Re: [Second City: Cat & Jack]
There were things that the bottle wasn’t. He knew that, because contrary (contrary being the operative word) to belief he had been in love, several times over. There had been the professor at Cambridge and before that a girl from the neighboring estate who had dropped him without a second’s hesitation when his father had rolled up to a party roaring drunk and belligerent. There had been Jen, but what had fanned out under his skin and made it feel like the nerve endings were turned inward, bathed in warmth was nothing like Jen. It wasn’t sour, it wasn’t bloody bitter. It was effervescent like champagne and it felt like infatuation, like a drug. Something to sit in a plastic chair over, and if it left cleanly when forty dollars wore off, it presumably wouldn’t matter if it did. But christ knew he didn’t care. Not at this precise moment in time.

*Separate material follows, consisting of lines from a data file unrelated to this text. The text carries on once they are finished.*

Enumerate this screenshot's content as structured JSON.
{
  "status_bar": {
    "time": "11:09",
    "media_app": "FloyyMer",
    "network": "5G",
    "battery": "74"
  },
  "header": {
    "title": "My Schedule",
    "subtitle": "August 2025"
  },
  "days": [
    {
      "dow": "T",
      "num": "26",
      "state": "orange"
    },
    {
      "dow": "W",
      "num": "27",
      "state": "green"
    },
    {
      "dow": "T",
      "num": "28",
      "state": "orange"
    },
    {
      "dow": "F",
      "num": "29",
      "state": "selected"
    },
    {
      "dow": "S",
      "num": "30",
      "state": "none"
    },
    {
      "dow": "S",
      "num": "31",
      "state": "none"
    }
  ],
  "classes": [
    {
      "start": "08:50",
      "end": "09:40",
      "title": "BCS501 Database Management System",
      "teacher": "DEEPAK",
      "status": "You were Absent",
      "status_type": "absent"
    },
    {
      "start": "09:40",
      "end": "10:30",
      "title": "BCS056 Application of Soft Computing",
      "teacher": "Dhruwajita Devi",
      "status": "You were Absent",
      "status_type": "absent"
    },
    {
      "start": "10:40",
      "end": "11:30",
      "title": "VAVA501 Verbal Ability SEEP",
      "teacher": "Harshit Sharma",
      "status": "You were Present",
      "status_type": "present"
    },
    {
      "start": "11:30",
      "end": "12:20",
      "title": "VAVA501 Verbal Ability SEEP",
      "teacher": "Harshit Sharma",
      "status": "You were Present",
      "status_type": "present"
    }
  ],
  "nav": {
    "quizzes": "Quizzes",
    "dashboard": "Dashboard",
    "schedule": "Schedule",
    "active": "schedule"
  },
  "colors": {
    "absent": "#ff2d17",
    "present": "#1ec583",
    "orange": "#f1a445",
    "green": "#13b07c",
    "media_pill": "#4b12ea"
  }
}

The spread of the table was littered in paper, it wasn’t cash. It wasn’t counters, chips worth thousands to throw down and this wasn’t politics on a knife-edge like the Rex. He wondered idly if she’d learned her taste for hosting games from places like this that bloody bristled power. There was more, he assumed, invested in the home of the game than the gamers, because the gamers had to trust the house to uphold the rules. He folded up the thought like paper and tucked it away rather than examine it for long.
He watched her reel away from him, weave in and out of the watchers and the gamers and had Cat ever been young, the way he remembered youth? She was lithe movement and hypnotic and he stood as relaxed as it was possible to be when a man across from you had intimated he was prepared to engineer your death and he half-watched the hand of cards nearest him, the flash of a couple of face-cards in among the mix.
But sitting down was a craving that belonged to somebody else, somebody dead. He had acquired one taste and as Cat coiled herself into the warmth and dark at his back, when he could feel her there, an expectant weight and his own pulse ticked into temporary speed, spurred by the bloom of what had been contained within glass, Jack didn’t feel particularly tempted. His pupils weren’t dilated-dark in the gloom but they weren’t pinpricks of oil on washed blue.
“Show me something else?” He turned into the place between wall and her, looked into curiosity in narrow face. “I don’t want to play.”